Я безо всякого усилия посмотрел (я люблю смотреть фотографии – читаю их, как наугад раскрытую книгу, с неизвестными героями, без начала и без конца) – и в который уже раз поразился. Ну где? где я мог видеть это лицо?! На фотографии, не смазанное ни переменчивым выражением глаз, ни улыбкой, оно было кричаще знакомо. Где?…
– Жаль, дембельского альбома нет, – сказал Коля. – Рано комиссовали.
Нас позвали к столу.
В комнате было жарко и душно – и даже воздух был как будто нечист. У дальней стены, на высокой кровати, опираясь спиной на уложенные горкой постепенно уменьшающиеся подушки, сидела древняя высохшая старуха, укрытая до пояса красным стеганым одеялом, – которая при виде меня ласково закивала мне маленькой, повязанной чистым белым платком головой. Я остановился в растерянности – и сказал: «Здравствуйте, бабушка», – это непосредственное, домашнее «бабушка» вышло у меня не само собой (по натуре я далеко не непосредственный человек, скорее даже – скрепя сердце в этом себе признаюсь – немного закомплексованный), а было подсказано разумом, осознавшим, что надо держаться попроще, – и я почувствовал – не знаю как, – что Колиной матери и старухе самой это понравилось. Надо сказать, что хотя на вид бабушка полностью была неподвижна, глаза ее были ясными и… нет, не умными, а – мудрыми. С моим словарным запасом понятие «мудрость старческих глаз» не поддается дальнейшему толкованию – и не мучайте больше меня.

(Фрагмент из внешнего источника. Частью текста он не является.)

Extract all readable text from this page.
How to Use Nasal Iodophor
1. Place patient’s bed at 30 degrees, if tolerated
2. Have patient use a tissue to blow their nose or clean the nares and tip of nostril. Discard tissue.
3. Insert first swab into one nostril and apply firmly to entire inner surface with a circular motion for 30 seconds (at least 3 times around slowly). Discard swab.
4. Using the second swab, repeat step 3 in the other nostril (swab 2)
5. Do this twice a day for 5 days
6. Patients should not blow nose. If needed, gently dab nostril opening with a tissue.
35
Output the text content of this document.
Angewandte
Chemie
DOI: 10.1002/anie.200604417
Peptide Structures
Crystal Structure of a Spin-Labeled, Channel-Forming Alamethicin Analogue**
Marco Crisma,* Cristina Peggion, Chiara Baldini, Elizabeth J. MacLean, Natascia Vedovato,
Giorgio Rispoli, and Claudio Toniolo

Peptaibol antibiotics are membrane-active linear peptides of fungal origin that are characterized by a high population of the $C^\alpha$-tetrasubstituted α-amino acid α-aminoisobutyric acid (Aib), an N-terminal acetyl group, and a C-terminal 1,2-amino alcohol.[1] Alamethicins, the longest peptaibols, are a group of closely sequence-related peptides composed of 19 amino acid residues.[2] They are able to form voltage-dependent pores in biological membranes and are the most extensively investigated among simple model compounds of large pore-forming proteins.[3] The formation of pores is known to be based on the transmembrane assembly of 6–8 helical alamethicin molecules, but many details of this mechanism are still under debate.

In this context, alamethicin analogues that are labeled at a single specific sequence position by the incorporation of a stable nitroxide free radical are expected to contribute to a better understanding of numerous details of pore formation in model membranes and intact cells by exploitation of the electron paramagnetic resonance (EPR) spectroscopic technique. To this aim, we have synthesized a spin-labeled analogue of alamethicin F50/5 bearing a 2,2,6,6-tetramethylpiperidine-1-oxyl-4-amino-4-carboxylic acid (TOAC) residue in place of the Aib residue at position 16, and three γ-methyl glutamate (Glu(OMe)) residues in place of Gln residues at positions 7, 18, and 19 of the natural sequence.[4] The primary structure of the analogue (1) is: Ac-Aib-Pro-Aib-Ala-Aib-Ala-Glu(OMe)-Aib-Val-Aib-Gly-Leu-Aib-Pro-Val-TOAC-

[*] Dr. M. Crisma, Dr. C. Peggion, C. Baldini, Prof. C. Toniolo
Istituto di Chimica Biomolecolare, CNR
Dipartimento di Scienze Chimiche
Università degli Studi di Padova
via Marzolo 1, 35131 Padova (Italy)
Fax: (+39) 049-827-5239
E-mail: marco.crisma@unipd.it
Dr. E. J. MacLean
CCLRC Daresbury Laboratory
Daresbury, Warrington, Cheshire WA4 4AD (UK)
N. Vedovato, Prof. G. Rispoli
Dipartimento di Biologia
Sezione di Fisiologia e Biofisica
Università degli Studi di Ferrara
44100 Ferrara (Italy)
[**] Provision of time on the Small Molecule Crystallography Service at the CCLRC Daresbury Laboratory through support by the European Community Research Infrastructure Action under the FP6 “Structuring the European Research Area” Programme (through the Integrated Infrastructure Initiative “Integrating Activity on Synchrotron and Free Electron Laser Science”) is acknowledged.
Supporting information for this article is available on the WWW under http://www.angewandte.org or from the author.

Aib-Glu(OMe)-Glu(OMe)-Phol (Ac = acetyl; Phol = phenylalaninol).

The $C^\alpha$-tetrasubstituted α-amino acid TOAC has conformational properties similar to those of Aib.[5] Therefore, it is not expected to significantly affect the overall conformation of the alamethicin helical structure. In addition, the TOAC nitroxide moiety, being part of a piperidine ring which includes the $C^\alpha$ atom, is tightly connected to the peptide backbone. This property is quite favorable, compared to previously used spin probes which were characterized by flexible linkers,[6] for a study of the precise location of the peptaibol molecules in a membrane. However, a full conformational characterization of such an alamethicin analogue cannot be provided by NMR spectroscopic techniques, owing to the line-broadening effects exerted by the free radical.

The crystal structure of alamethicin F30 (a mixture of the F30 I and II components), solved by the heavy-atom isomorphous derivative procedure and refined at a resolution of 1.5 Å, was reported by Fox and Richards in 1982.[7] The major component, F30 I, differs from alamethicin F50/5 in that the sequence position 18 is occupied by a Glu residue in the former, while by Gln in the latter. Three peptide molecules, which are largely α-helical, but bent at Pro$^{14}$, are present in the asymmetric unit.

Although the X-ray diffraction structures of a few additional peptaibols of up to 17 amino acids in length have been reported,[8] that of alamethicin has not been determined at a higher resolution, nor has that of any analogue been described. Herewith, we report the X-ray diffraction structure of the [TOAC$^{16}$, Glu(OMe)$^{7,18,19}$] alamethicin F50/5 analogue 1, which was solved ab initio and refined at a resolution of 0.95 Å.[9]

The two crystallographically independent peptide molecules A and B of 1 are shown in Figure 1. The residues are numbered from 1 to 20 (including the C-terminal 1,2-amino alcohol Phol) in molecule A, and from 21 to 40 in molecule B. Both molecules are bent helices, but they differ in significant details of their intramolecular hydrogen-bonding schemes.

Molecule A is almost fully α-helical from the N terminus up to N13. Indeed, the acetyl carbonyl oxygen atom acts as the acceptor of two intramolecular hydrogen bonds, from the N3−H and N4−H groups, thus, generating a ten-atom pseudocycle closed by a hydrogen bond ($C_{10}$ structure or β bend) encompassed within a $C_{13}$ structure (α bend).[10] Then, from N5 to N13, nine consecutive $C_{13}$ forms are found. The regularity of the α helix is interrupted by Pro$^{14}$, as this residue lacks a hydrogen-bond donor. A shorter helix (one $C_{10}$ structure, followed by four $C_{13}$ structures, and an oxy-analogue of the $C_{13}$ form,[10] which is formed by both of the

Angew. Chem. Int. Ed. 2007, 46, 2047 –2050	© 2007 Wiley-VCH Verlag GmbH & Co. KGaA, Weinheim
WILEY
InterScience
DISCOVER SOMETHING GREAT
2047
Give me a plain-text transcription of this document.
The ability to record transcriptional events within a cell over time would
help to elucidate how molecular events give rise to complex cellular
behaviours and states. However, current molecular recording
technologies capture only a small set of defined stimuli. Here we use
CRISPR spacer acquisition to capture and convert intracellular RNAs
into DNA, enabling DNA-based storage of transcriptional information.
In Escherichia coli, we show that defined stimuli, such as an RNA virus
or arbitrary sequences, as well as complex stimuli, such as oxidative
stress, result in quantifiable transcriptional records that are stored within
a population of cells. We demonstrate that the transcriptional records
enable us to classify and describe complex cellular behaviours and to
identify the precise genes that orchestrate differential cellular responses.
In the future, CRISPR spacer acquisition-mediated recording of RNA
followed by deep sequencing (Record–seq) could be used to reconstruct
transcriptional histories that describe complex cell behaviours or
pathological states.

– Это моя мама, – сказала Колина мать и, подойдя к старухе, поправила одеяло. Старуха полулежала не вдоль, а поперек щирокой кровати, подушки ее опирались на коврик с пьющими воду оленями: такой лежал где-то на антресолях у нас в Москве – по рассказам мамы, они были популярны в пятидесятых годах. – Евфросиния Сильвестровна.